The war was resumed in 1983 by Anyanya’s successor Sudan People’s Liberation Army (SPLA), and its political part, SPLM. The background to the new civil war was the introduction of Sharia law also in the south, as well as a division of South Sudan into three provinces, which in effect meant that the peace agreement of 1972 was broken by the government. The new uprising started with support from members of the government, including Colonel John Garang de Mabior, who remained the SPLA’s leader until his death in 2005. From the outset, the SPLM / SPLA requirement was widespread autonomy in a united Sudan, or alternate independence for South Sudan.. In the mid-1990s, the war was stepped up by the government declaring holy war, jihad, against the rebels in South Sudan. But despite several government offensives, SPLA failed to succeed.

At the same time as SPLA joined several groups in the fight against the government in Khartoum, from the early 1990s there was internal conflict in SPLA, with division into two factions in 1991. The split took place along ethnic lines, where SPLA, led by Garang, stood strongest among the Dinkas, the outlaws, led by Riek Machar, secured support among the Nubians. In the same year, the SPLA was weakened by the collapse of Ethiopia’s military junta. The insurgents in Sudan were supported by Ethiopia, while Sudan supported the Eritrean liberation movement that fought against Ethiopia. The SPLA was weakened until 1997, when the movement again strengthened its military position. Further divisions took place in the 1990s, and some opposition groups, including the South Sudan Independence Movement(SSIM), signed separate peace agreements with the government in 1997.

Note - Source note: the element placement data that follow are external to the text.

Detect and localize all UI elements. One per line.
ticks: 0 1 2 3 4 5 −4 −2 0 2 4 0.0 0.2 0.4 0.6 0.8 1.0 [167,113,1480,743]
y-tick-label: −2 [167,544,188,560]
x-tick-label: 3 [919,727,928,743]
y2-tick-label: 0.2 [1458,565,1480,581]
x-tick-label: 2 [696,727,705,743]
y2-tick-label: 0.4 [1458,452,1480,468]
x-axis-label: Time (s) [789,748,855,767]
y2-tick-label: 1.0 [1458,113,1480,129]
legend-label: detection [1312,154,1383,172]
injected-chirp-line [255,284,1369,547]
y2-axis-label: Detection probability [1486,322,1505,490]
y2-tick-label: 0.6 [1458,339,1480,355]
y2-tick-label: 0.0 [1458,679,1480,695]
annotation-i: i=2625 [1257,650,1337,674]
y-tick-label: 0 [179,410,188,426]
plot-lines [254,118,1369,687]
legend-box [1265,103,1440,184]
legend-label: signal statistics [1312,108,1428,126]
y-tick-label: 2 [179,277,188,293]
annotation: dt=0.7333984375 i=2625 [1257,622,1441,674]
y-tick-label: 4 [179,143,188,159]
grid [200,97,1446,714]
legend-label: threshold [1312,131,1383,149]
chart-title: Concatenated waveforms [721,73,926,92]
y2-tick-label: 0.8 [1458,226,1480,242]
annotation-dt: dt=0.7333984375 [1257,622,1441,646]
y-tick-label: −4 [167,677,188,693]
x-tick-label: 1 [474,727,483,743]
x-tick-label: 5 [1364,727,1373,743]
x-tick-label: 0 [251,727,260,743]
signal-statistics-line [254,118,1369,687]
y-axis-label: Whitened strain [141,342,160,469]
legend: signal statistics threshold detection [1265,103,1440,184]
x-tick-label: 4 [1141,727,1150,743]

The war in South Sudan was the worst of Africa’s conflicts in the 1980s and 1990s. Both parties were accused of being responsible for gross human rights violations, and both the government and the SPLA are accused of forcibly recruiting soldiers, including children. The war also contributed to hunger disasters in the south of the country, which has been a further cause of approximately 4.5 million people being internally displaced in the late 1990s; a further one million fled to neighboring countries. It is estimated that around two million people lost their lives as a result of the war, which required large-scale humanitarian efforts. This was largely prevented by the Sudanese government, and assistance to South Sudan had to be mainly taken from Kenya.